Sebagai contoh BUMDes Lentera atau Lendang Nangka Sejahtera di Desa Lendang
Nangka, Kecamatan Masbagik, Kabupaten Lombok Timur.
BUMDes
Lentera mengelola sejumlah unit usaha, antara lain perusahaan air minum (PAM)
Desa, mengolah sampah, pertokoan, jasa penyewaan alat dan unit pengelolaan
tempat rekreasi atau wisata. Dalam pengelolaan unit usaha PAM Desa (PAMDes),
BUMDes Lentera berhasil mengukir prestasi tingkat nasional. PAMDes Asih Tigasa,
yang merpakan unit usaha di bawah BUMDes Lentera yang mengelola usaha air
minum. BUMDes Lentera meraih predikat BUMDes terbaik nasional untuk kategori
inovatif, karena dinilai berhasil mengelola perusahaan air minum dengan tarif
relatif kecil, yakni hanya Rp200 untuk 1 meter kubik air. Menurut Rusman, BUMDes
berprestasi di NTB tidak hanya BUMDes Lentera, tetapi juga BUMDes Calabai di
Kabupaten Dompu yang berhasil mengelola unit usaha pasar desa, sehingga
berkembang cukup baik. Selain itu juga unit usaha pertokoan dan menyalurkan
pupuk kepada para petani.
"Saya
menilai unit usaha pupuk ini cukup potensial, karena BUMDes bisa menyetok dan
melayani para petani di desanya, sehingga mereka tidak mengalami kesulitan
memperoleh sarana produksi (saprodi) pada saat musim tanam," kata Rusman.

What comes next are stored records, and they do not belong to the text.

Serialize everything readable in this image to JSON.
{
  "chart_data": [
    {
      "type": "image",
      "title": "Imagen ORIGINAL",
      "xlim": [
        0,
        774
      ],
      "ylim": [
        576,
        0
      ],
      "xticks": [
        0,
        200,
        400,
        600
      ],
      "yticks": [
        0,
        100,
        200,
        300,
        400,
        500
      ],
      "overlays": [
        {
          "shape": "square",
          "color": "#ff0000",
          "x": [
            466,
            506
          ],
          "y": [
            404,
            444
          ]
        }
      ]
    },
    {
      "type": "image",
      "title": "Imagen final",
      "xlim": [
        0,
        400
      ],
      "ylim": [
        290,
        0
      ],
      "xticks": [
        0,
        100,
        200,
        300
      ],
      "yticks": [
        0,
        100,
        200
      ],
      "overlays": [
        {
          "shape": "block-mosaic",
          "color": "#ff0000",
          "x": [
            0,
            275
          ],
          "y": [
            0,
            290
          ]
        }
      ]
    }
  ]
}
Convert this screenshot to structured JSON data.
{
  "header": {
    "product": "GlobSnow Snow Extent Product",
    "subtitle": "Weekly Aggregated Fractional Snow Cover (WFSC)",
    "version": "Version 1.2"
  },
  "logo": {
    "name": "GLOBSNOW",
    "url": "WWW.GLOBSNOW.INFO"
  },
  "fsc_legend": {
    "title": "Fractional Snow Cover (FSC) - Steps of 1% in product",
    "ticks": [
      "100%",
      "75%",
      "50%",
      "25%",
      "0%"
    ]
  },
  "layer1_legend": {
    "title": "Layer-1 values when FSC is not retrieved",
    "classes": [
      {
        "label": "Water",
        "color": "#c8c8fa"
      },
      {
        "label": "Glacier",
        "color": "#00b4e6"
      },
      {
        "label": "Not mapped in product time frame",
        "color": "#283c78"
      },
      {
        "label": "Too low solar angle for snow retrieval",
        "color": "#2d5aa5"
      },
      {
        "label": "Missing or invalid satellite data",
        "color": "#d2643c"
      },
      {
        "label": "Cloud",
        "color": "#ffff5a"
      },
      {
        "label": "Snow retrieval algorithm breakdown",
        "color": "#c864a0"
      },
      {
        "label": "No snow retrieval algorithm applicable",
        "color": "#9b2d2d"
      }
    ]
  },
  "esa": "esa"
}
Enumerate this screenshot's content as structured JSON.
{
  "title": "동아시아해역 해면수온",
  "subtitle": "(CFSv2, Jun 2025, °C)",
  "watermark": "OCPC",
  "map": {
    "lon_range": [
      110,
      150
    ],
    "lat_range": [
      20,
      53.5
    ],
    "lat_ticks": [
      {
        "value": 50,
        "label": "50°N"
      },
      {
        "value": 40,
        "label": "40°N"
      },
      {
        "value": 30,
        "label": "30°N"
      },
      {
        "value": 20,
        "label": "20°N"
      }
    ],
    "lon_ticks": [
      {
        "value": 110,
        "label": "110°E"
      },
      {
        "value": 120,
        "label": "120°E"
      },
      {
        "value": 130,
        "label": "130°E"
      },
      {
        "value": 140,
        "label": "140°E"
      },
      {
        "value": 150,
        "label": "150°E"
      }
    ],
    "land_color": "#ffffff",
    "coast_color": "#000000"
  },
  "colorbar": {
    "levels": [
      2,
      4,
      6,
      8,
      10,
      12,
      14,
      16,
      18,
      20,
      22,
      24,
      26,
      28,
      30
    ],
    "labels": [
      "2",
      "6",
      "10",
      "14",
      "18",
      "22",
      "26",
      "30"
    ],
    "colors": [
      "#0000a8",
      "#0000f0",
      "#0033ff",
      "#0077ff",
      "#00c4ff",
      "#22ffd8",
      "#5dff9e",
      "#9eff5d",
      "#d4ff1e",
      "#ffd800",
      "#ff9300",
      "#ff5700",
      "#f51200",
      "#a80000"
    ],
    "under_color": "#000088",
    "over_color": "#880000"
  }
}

Untuk unit usaha pariwisata, Rusman mencontohkan objek wisata di Bilabante,
Kabupaten Lombok Tengah, yang dikelola oleh BUMDes dan cukup berhasil. Di objek
wisata itu pengunjung bisa bersepeda mengelilingi areal persawahan, kemudian
masuk kampung untuk membeli kerajinan dan di lokasi itu tersedia homestay
tempat istirahat. Untuk menikmati objek wisata ini wisatawan harus membayar
antara Rp150.000 hingga Rp225.000. "Dana tersebut masuk ke desa. Karena
itu kalau tempat wisata dikelola dengan baik maka akan menghasilkan keuntungan
untuk BUMDes dan masyarakat sekitarnya," kata Rusman.
Impian
Pemerintah Provinsi NTB untuk menjadikan BUMDes sebagai "holding
company" bak gayung bersambut dengan kebijakan pemerintah pusat melalui
Kementerian Desa Pembangunan Daerah Tertinggal dan Transmigrasi (KemenDes PDTT)
yang telah membentuk holding company BUMDes skala nasional pada Juni 2017.
Menteri
Desa Eko Putro Sandjojo mengatakan pembentukan holding BUMDes ini untuk
mendorong pengembangan ekonomi desa secara merata. "BUMDes ini, supaya
bisa berkembang, maka perlu adanya “holding” di tingkat nasional. Supaya bisa
mendapatkan pendampingan yang sama. Karena BUMDes yang sukses punya resources
(sumber daya)," ujarnya waktu itu. BUMDes merupakan badan usaha di mana
seluruh atau sebagian besar modalnya dimiliki desa melalui penyertaan secara
langsung dari kekayaan desa yang dipisahkan. Undang-undang Nomor 6 tahun 2014
tentang desa menyebutkan fungsi BUMDes adalah mengelola aset, jasa pelayanan
maupun usaha lain untuk sebesar-besarnya kesejahteraan masyarakat desa.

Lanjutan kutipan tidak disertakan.